With her subtle beauty and elegant demeanour, actress Maureen O’Sullivan became one of Ireland’s best-known Hollywood stars, appearing in a string of popular movies and stage performances from the 1930s up until the 1990s.
Known mostly for playing the part of Jane in a series of Tarzan films, Maureen impressed producers and audiences alike to maintain an over 60 year career, appearing in many of the classic films of her era.

Born into a financially comfortable family on 17 May 1911 in Boyle, Co. Roscommon, Maureen Paula O’Sullivan was the daughter of Mary Eva Lovett Frazer and Charles Joseph O’Sullivan, an officer in the Connaught Rangers.

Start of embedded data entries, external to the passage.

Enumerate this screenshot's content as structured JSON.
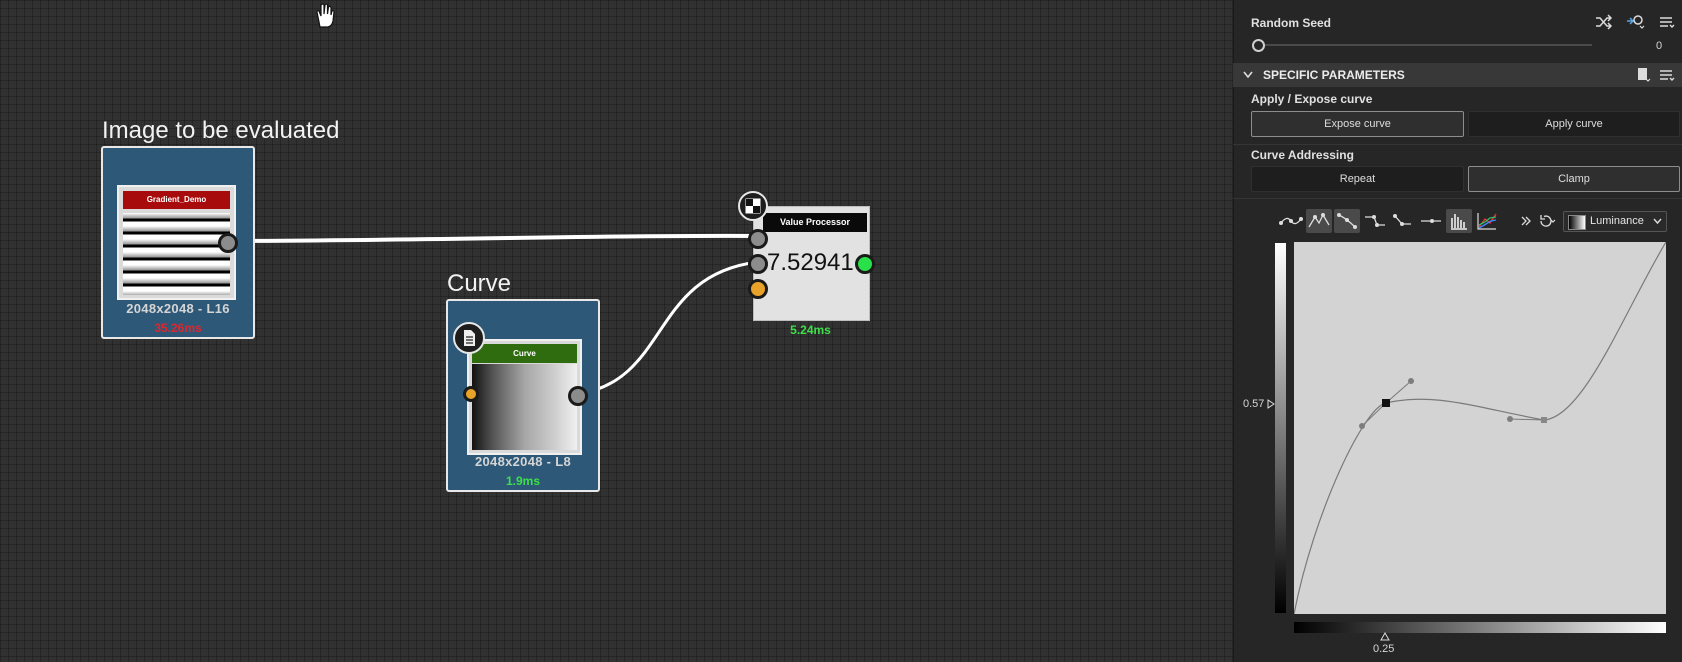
{
  "graph": {
    "frames": [
      {
        "title": "Image to be evaluated"
      },
      {
        "title": "Curve"
      }
    ],
    "nodes": {
      "gradient": {
        "label": "Gradient_Demo",
        "resolution": "2048x2048 - L16",
        "time": "35.26ms",
        "time_color": "#e0262c"
      },
      "curve": {
        "label": "Curve",
        "resolution": "2048x2048 - L8",
        "time": "1.9ms",
        "time_color": "#3de048"
      },
      "value_processor": {
        "label": "Value Processor",
        "value": "7.52941",
        "time": "5.24ms",
        "time_color": "#3de048"
      }
    }
  },
  "panel": {
    "random_seed": {
      "label": "Random Seed",
      "value": "0",
      "slider_fraction": 0
    },
    "section": {
      "title": "SPECIFIC PARAMETERS"
    },
    "apply_expose": {
      "label": "Apply / Expose curve",
      "buttons": [
        "Expose curve",
        "Apply curve"
      ],
      "selected": "Expose curve"
    },
    "addressing": {
      "label": "Curve Addressing",
      "buttons": [
        "Repeat",
        "Clamp"
      ],
      "selected": "Clamp"
    },
    "curve_editor": {
      "channel": "Luminance",
      "y_marker": "0.57",
      "x_marker": "0.25",
      "toolbar_icons": [
        "curve-tool-1-icon",
        "curve-tool-2-icon",
        "curve-tool-3-icon",
        "curve-tool-4-icon",
        "curve-tool-5-icon",
        "curve-tool-6-icon",
        "histogram-icon",
        "channels-icon",
        "expand-icon",
        "reset-icon"
      ]
    }
  },
  "colors": {
    "node_blue": "#2d5878",
    "gradient_header": "#a80b0b",
    "curve_header": "#2f6b0f",
    "port_orange": "#e8a22a",
    "port_green": "#29e04a"
  }
}
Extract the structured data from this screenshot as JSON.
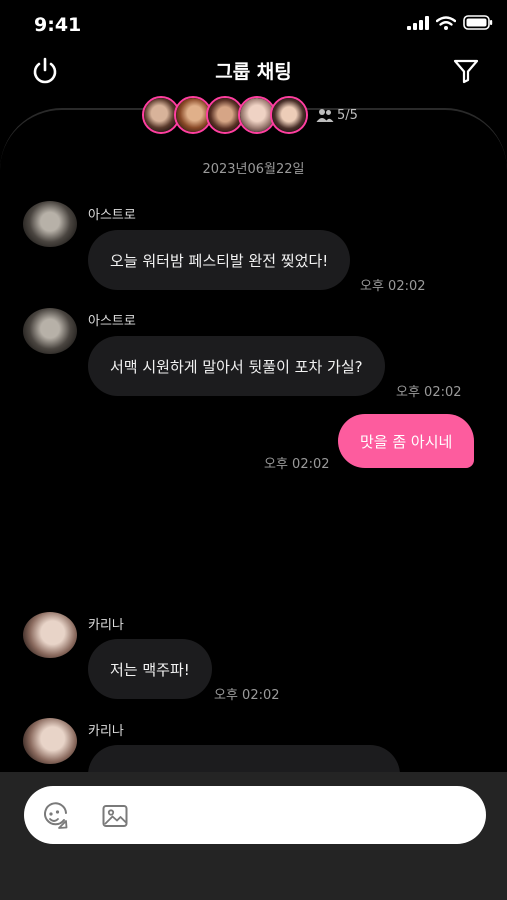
{
  "status_bar": {
    "time": "9:41"
  },
  "header": {
    "title": "그룹 채팅"
  },
  "members": {
    "count": "5/5",
    "accent": "#ff3fa0"
  },
  "date_separator": "2023년06월22일",
  "messages": [
    {
      "sender": "아스트로",
      "text": "오늘 워터밤 페스티발 완전 찢었다!",
      "time": "오후 02:02"
    },
    {
      "sender": "아스트로",
      "text": "서맥 시원하게 말아서 뒷풀이 포차 가실?",
      "time": "오후 02:02"
    },
    {
      "text": "맛을 좀 아시네",
      "time": "오후 02:02"
    },
    {
      "sender": "카리나",
      "text": "저는 맥주파!",
      "time": "오후 02:02"
    },
    {
      "sender": "카리나",
      "text": "",
      "time": ""
    }
  ],
  "colors": {
    "sent_bubble": "#fd5c9e",
    "received_bubble": "#1c1c1e",
    "background": "#000000",
    "input_bar": "#242424"
  },
  "icons": [
    "power-icon",
    "filter-icon",
    "people-icon",
    "emoji-icon",
    "image-icon"
  ]
}
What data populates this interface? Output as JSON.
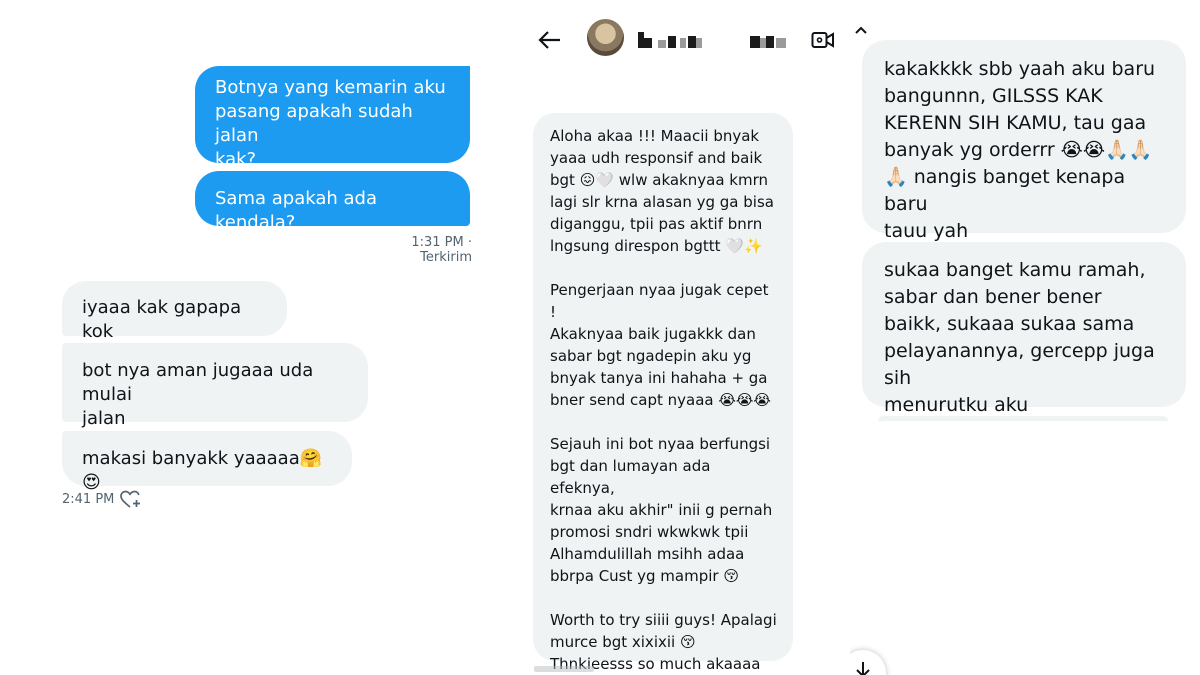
{
  "left_chat": {
    "sent": [
      "Botnya yang kemarin aku\npasang apakah sudah jalan\nkak?",
      "Sama apakah ada kendala?"
    ],
    "sent_time": "1:31 PM · Terkirim",
    "received": [
      "iyaaa kak gapapa kok",
      "bot nya aman jugaaa uda mulai\njalan",
      "makasi banyakk yaaaaa🤗😍"
    ],
    "received_time": "2:41 PM",
    "react_icon": "heart-plus-icon"
  },
  "middle_chat": {
    "header": {
      "back_icon": "back-arrow-icon",
      "avatar_icon": "avatar",
      "video_icon": "video-camera-icon"
    },
    "message": "Aloha akaa !!! Maacii bnyak\nyaaa udh responsif and baik\nbgt 😖🤍 wlw akaknyaa kmrn\nlagi slr krna alasan yg ga bisa\ndiganggu, tpii pas aktif bnrn\nlngsung direspon bgttt 🤍✨\n\nPengerjaan nyaa jugak cepet !\nAkaknyaa baik jugakkk dan\nsabar bgt ngadepin aku yg\nbnyak tanya ini hahaha + ga\nbner send capt nyaaa 😭😭😭\n\nSejauh ini bot nyaa berfungsi\nbgt dan lumayan ada efeknya,\nkrnaa aku akhir\" inii g pernah\npromosi sndri wkwkwk tpii\nAlhamdulillah msihh adaa\nbbrpa Cust yg mampir 😚\n\nWorth to try siiii guys! Apalagi\nmurce bgt xixixii 😚\nThnkieesss so much akaaaa\nPOKOKNYA 😚🤍✨"
  },
  "right_chat": {
    "collapse_icon": "chevron-up-icon",
    "messages": [
      "kakakkkk sbb yaah aku baru\nbangunnn, GILSSS KAK\nKERENN SIH KAMU, tau gaa\nbanyak yg orderrr 😭😭🙏🏻🙏🏻\n🙏🏻 nangis banget kenapa baru\ntauu yah",
      "sukaa banget kamu ramah,\nsabar dan bener bener\nbaikk, sukaaa sukaa sama\npelayanannya, gercepp juga sih\nmenurutku aku"
    ],
    "scroll_icon": "scroll-down-icon"
  }
}
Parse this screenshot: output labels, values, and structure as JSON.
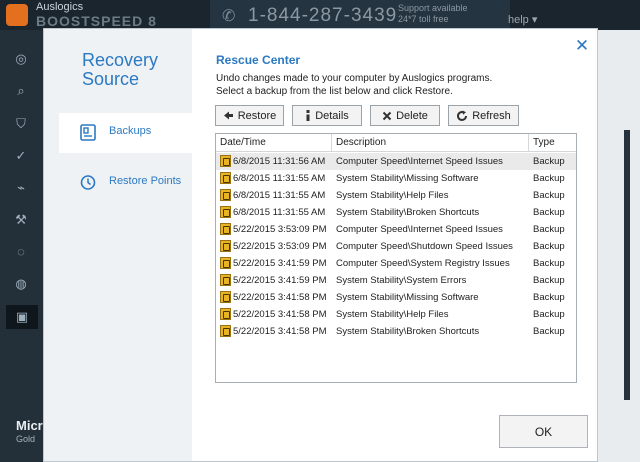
{
  "app": {
    "brand": "Auslogics",
    "brand_product": "BOOSTSPEED 8",
    "phone": "1-844-287-3439",
    "support_line1": "Support available",
    "support_line2": "24*7 toll free",
    "help_label": "help ▾",
    "footer_title": "Micr",
    "footer_sub": "Gold"
  },
  "dialog": {
    "panel_title_line1": "Recovery",
    "panel_title_line2": "Source",
    "nav": [
      {
        "label": "Backups",
        "icon": "backup-icon",
        "selected": true
      },
      {
        "label": "Restore Points",
        "icon": "restore-points-icon",
        "selected": false
      }
    ],
    "close_label": "✕",
    "title": "Rescue Center",
    "description_line1": "Undo changes made to your computer by Auslogics programs.",
    "description_line2": "Select a backup from the list below and click Restore.",
    "toolbar": {
      "restore": "Restore",
      "details": "Details",
      "delete": "Delete",
      "refresh": "Refresh"
    },
    "table": {
      "columns": [
        "Date/Time",
        "Description",
        "Type"
      ],
      "rows": [
        {
          "date": "6/8/2015 11:31:56 AM",
          "description": "Computer Speed\\Internet Speed Issues",
          "type": "Backup"
        },
        {
          "date": "6/8/2015 11:31:55 AM",
          "description": "System Stability\\Missing Software",
          "type": "Backup"
        },
        {
          "date": "6/8/2015 11:31:55 AM",
          "description": "System Stability\\Help Files",
          "type": "Backup"
        },
        {
          "date": "6/8/2015 11:31:55 AM",
          "description": "System Stability\\Broken Shortcuts",
          "type": "Backup"
        },
        {
          "date": "5/22/2015 3:53:09 PM",
          "description": "Computer Speed\\Internet Speed Issues",
          "type": "Backup"
        },
        {
          "date": "5/22/2015 3:53:09 PM",
          "description": "Computer Speed\\Shutdown Speed Issues",
          "type": "Backup"
        },
        {
          "date": "5/22/2015 3:41:59 PM",
          "description": "Computer Speed\\System Registry Issues",
          "type": "Backup"
        },
        {
          "date": "5/22/2015 3:41:59 PM",
          "description": "System Stability\\System Errors",
          "type": "Backup"
        },
        {
          "date": "5/22/2015 3:41:58 PM",
          "description": "System Stability\\Missing Software",
          "type": "Backup"
        },
        {
          "date": "5/22/2015 3:41:58 PM",
          "description": "System Stability\\Help Files",
          "type": "Backup"
        },
        {
          "date": "5/22/2015 3:41:58 PM",
          "description": "System Stability\\Broken Shortcuts",
          "type": "Backup"
        }
      ]
    },
    "ok_label": "OK"
  },
  "colors": {
    "accent": "#2b79c1",
    "panel_bg": "#eef2f5",
    "app_bg": "#1f2a33",
    "brand_orange": "#e3701e",
    "row_icon": "#e8b423"
  }
}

As a child she was sent to the Convent of the Sacred Heart at Roehampton, now known as Woldingham School, in London, England, before being sent to France to finishing school. During this time she took an interest in becoming a pilot, or aviatrix as it was known in those days but also expressed interest in acting.

While back in Ireland at the age of eighteen and attending a dinner at Dublin’s International Horse Show at the RDS in Ballsbridge, she was approached, via a waiter, by Frank Borzage, an American born Academy Award-winning director and actor. He offered her the opportunity to appear in one of his upcoming movies and suggested that if she was interested to appear at his office the following morning.

Borzage had previously worked with a series of Irish actors including acting with Co. Carlow born actor William Desmond Taylor in Grandad (1913) and directing Co. Meath born actor Matt Moore in Back Pay (1922), The First Year (1926) and Early To Wed (1926) as well as Co. Clare born actor J. W. Johnston in The Valley of The Silent Man (1922) and Co. Cork born actor Creighton Hale in The Circle (1925) and Wages For Wives (1925).

When Maureen decided to meet with the director he subsequently cast her in Song O’ My Heart (1930) alongside the great Irish tenor John McCormack. Despite no previous acting experience, O’Sullivan played the part of Eileen O’Brien, the daughter of an old flame of a retired Irish tenor who gives up his career to settle in an Irish village with the woman he loves, only to resume his career once again to financially support the woman and her children.